Caran d'Ache 50 francs de salaire de plus
unia et l'entreprise Caran d'Ache à Genève vienent de conclure une nouvelle CCT

«Ce sont des petits pas, mais au regard des difficultés rencontrées par l'entreprise, nous estimons cet accord bon.» Fabrice Chaperon, responsable du secteur chimie d'Unia Genève, se dit satisfait de la nouvelle Convention collective de travail (CCT) conclue à la fin juin entre le syndicat et Caran d'Ache.

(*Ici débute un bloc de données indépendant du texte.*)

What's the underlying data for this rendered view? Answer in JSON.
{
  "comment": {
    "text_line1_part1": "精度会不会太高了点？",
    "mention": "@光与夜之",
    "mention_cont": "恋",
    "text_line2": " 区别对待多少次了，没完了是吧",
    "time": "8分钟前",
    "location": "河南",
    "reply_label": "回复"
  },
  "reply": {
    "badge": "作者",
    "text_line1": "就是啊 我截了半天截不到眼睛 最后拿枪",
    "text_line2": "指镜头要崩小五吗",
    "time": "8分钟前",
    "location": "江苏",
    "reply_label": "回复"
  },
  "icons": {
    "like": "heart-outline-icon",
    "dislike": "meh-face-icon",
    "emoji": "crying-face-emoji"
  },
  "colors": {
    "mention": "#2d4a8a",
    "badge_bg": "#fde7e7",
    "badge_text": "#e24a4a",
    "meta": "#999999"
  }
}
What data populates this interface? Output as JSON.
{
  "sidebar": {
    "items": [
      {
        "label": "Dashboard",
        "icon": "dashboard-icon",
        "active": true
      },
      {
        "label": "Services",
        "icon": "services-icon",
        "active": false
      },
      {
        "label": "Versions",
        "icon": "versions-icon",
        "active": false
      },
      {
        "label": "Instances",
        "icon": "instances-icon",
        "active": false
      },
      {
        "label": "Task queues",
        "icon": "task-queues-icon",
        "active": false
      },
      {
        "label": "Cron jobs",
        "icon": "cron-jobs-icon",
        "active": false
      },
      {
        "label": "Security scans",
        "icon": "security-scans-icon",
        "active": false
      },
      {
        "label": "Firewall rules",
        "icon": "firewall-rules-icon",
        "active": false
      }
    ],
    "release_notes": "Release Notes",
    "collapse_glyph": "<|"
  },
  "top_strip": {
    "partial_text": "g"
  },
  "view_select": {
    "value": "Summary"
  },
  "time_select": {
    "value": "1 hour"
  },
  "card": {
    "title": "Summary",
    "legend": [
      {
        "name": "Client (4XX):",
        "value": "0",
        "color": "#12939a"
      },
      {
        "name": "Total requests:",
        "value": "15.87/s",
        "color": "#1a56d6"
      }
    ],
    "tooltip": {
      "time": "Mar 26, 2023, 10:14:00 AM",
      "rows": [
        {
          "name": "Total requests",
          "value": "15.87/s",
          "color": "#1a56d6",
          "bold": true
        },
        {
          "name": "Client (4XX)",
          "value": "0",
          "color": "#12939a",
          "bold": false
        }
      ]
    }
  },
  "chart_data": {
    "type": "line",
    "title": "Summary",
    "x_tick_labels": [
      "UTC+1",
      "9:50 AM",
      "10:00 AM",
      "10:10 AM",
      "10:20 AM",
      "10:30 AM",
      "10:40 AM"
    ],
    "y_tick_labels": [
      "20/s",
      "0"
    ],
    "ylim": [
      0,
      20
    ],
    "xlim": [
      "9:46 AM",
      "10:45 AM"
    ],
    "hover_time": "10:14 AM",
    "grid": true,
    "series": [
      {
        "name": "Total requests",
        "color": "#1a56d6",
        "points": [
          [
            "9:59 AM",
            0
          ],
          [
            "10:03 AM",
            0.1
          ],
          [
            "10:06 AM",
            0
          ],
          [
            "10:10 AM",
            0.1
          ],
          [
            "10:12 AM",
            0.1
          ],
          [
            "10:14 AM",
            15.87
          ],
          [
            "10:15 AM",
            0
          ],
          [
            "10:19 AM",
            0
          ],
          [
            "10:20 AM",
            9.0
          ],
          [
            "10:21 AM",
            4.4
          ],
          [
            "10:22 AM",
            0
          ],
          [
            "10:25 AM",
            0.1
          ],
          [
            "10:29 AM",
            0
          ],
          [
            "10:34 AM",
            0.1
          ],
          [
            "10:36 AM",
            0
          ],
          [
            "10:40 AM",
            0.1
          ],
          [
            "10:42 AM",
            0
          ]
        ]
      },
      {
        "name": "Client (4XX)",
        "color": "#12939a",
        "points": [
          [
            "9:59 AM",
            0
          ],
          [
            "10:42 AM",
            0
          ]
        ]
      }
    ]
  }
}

Cette CCT a été signée au terme de plusieurs mois de négociations, dans une ambiance qualifiée de constructive. Elle amène quelques améliorations pour les employés, dont une augmentation de salaire pour tous de 50 francs. «Les salaires de base s'élèvent ainsi entre 3400 et 5100 francs», calcule le syndicaliste non sans préciser que si la hausse est modeste, elle intervient dans un climat économique difficile pour Caran d'Ache. La société subit en effet les conséquences négatives du franc fort et d'une forte concurrence et a plusieurs fois dû recourir à des réductions d'horaire de travail l'an passé et en début d'année.

Filet de sécurité
Autre progrès: les employés de 40 ans révolus comptabilisant 10 années de service bénéficient désormais d'un jour de vacances supplémentaire, soit 22 jours au total. Enfin, Unia et les représentants du personnel ont obtenu que soit inscrite dans la CCT une nouvelle clause en cas de licenciements économiques. «Si une telle décision devait intervenir, la direction s'engage, par cet article, à l'annoncer 15 jours à l'avance et à ouvrir le dialogue avec la commission ouvrière. C'est un filet de sécurité.» Caran d'Ache a aussi accepté, au cas où un tel scénario se produisait, de garantir aux travailleurs de 60 ans et plus ayant trente années d'ancienneté dans l'entreprise trois mois de salaire. «Cette requête a été exprimée par les militants. Si les affaires reprennent, nous la renégocierons à la hausse.»
La nouvelle CCT est entrée rétroactivement en vigueur le 1er janvier 2012 pour une durée de trois ans. Elle concerne quelque 230 employés.